When Lakshmana and Indrajith faced each other in battle, none of Lakshmana's arrows had any effect on Indrajith. Finally, Lakshmana took an arrow from the quiver and said: “If it is a fact that Rama is an adherent of truth, let this arrow kill Indrajith.” And that arrow felled Indrajith. The Ramayana shows the power of truth, said M.V. Anantapadmanabhachariar.
There lived in Srirangam a great Vaishnavite Acharya called Nampillai, whose discourses on the Ramayana attracted huge crowds. Also living in Srirangam at the time was Naduvil Thiruveedhi Pillai, who never attended any of these Ramayana discourses, because he thought that he himself was quite knowledgeable, and there was nothing new for him to learn from Nampillai.
One day, he heard that the king was giving gifts to scholars. So he went to receive the gifts. Himself well-read, the king would not give gifts to anyone without checking their knowledge.
He told Naduvil Thiruveedhi Pillai that he would give him gifts if he answered his question.

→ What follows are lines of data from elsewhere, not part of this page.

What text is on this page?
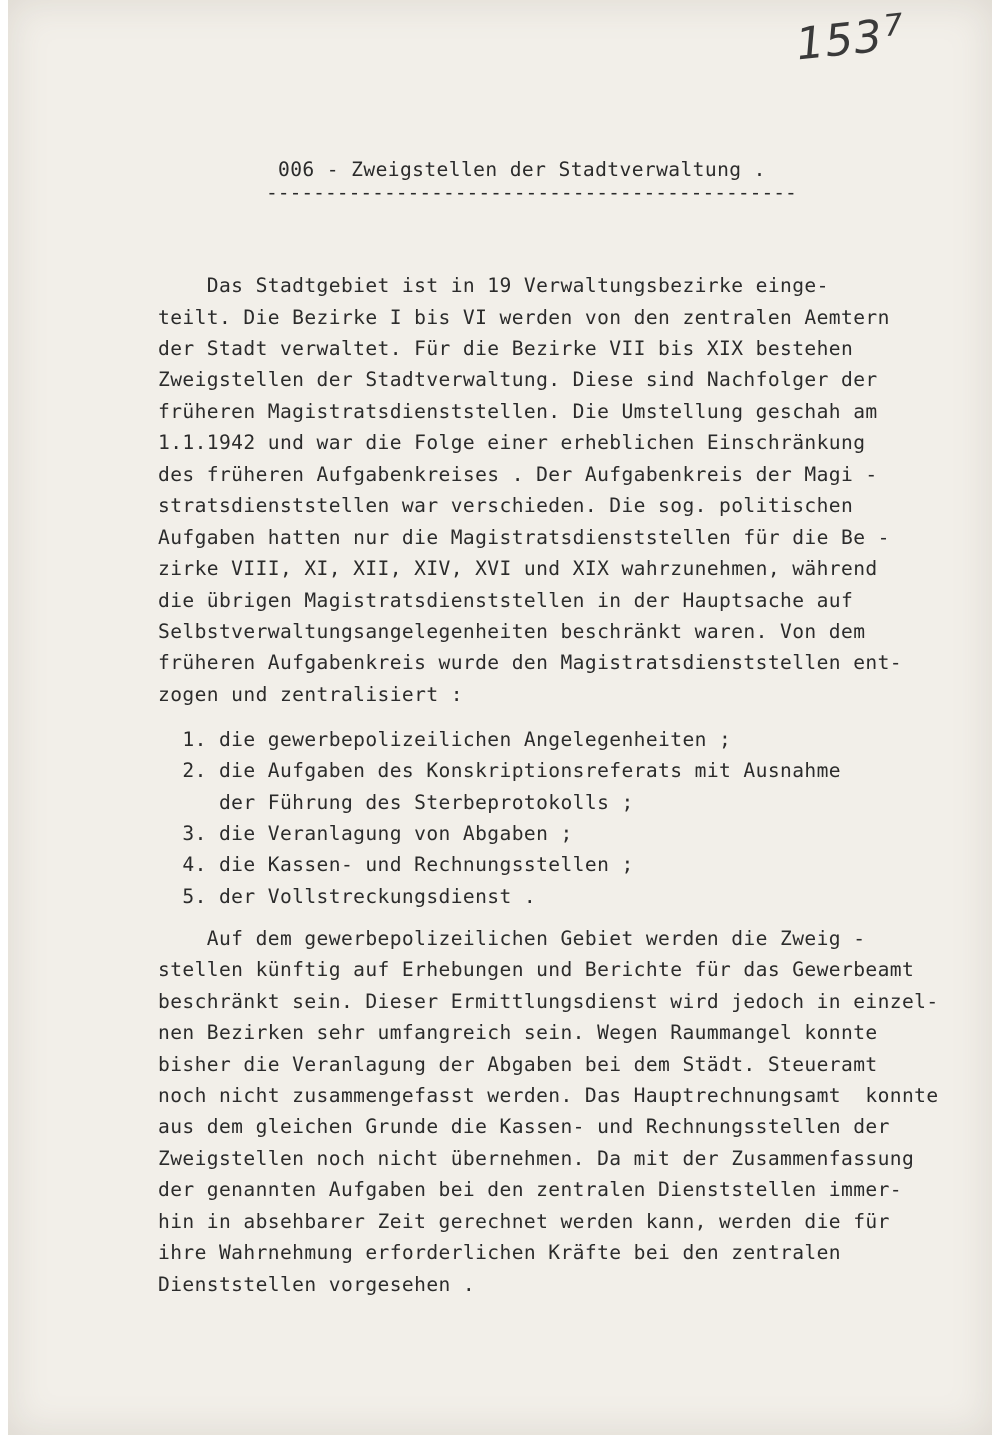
$153^7$
006 - Zweigstellen der Stadtverwaltung .
---------------------------------------------
Das Stadtgebiet ist in 19 Verwaltungsbezirke einge-
teilt. Die Bezirke I bis VI werden von den zentralen Aemtern
der Stadt verwaltet. Für die Bezirke VII bis XIX bestehen
Zweigstellen der Stadtverwaltung. Diese sind Nachfolger der
früheren Magistratsdienststellen. Die Umstellung geschah am
1.1.1942 und war die Folge einer erheblichen Einschränkung
des früheren Aufgabenkreises . Der Aufgabenkreis der Magi -
stratsdienststellen war verschieden. Die sog. politischen
Aufgaben hatten nur die Magistratsdienststellen für die Be -
zirke VIII, XI, XII, XIV, XVI und XIX wahrzunehmen, während
die übrigen Magistratsdienststellen in der Hauptsache auf
Selbstverwaltungsangelegenheiten beschränkt waren. Von dem
früheren Aufgabenkreis wurde den Magistratsdienststellen ent-
zogen und zentralisiert :
1. die gewerbepolizeilichen Angelegenheiten ;
2. die Aufgaben des Konskriptionsreferats mit Ausnahme
der Führung des Sterbeprotokolls ;
3. die Veranlagung von Abgaben ;
4. die Kassen- und Rechnungsstellen ;
5. der Vollstreckungsdienst .
Auf dem gewerbepolizeilichen Gebiet werden die Zweig -
stellen künftig auf Erhebungen und Berichte für das Gewerbeamt
beschränkt sein. Dieser Ermittlungsdienst wird jedoch in einzel-
nen Bezirken sehr umfangreich sein. Wegen Raummangel konnte
bisher die Veranlagung der Abgaben bei dem Städt. Steueramt
noch nicht zusammengefasst werden. Das Hauptrechnungsamt  konnte
aus dem gleichen Grunde die Kassen- und Rechnungsstellen der
Zweigstellen noch nicht übernehmen. Da mit der Zusammenfassung
der genannten Aufgaben bei den zentralen Dienststellen immer-
hin in absehbarer Zeit gerechnet werden kann, werden die für
ihre Wahrnehmung erforderlichen Kräfte bei den zentralen
Dienststellen vorgesehen .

Naduvil Thriuveedhi Pillai agreed. The king referred to Lord Rama's statement that He was a man, the son of Dasaratha. If this were so, how could a mere man grant Jatayu moksha? Naduvil Thriuveedhi Pillai did not know the answer. He left the place and accosted a man who had been attending Nampillai's Ramayana discourses and put the question to him.
He said Nampillai had explained this by saying that it was not Rama who gave Jatayu moksha, but His words. Rama was the embodiment of Truth, and what He said had to come true. If anyone else were a staunch adherent of truth like Rama, his words too would have the same effect, said the man who had regularly attended Nampillai's lectures.
Naduvil Thiruveedhi Pillai returned to the king and gave him Nampillai's explanation. Pleased with the reply, the king gave him gifts in abundance. Naduvil Thiruveedhi Pillai took the gifts to Nampillai and told him that the gifts should rightly belong to him. All the gifts the king had given were for just a few words of Nampillai.
Thus the Ramayana establishes the significance of truth.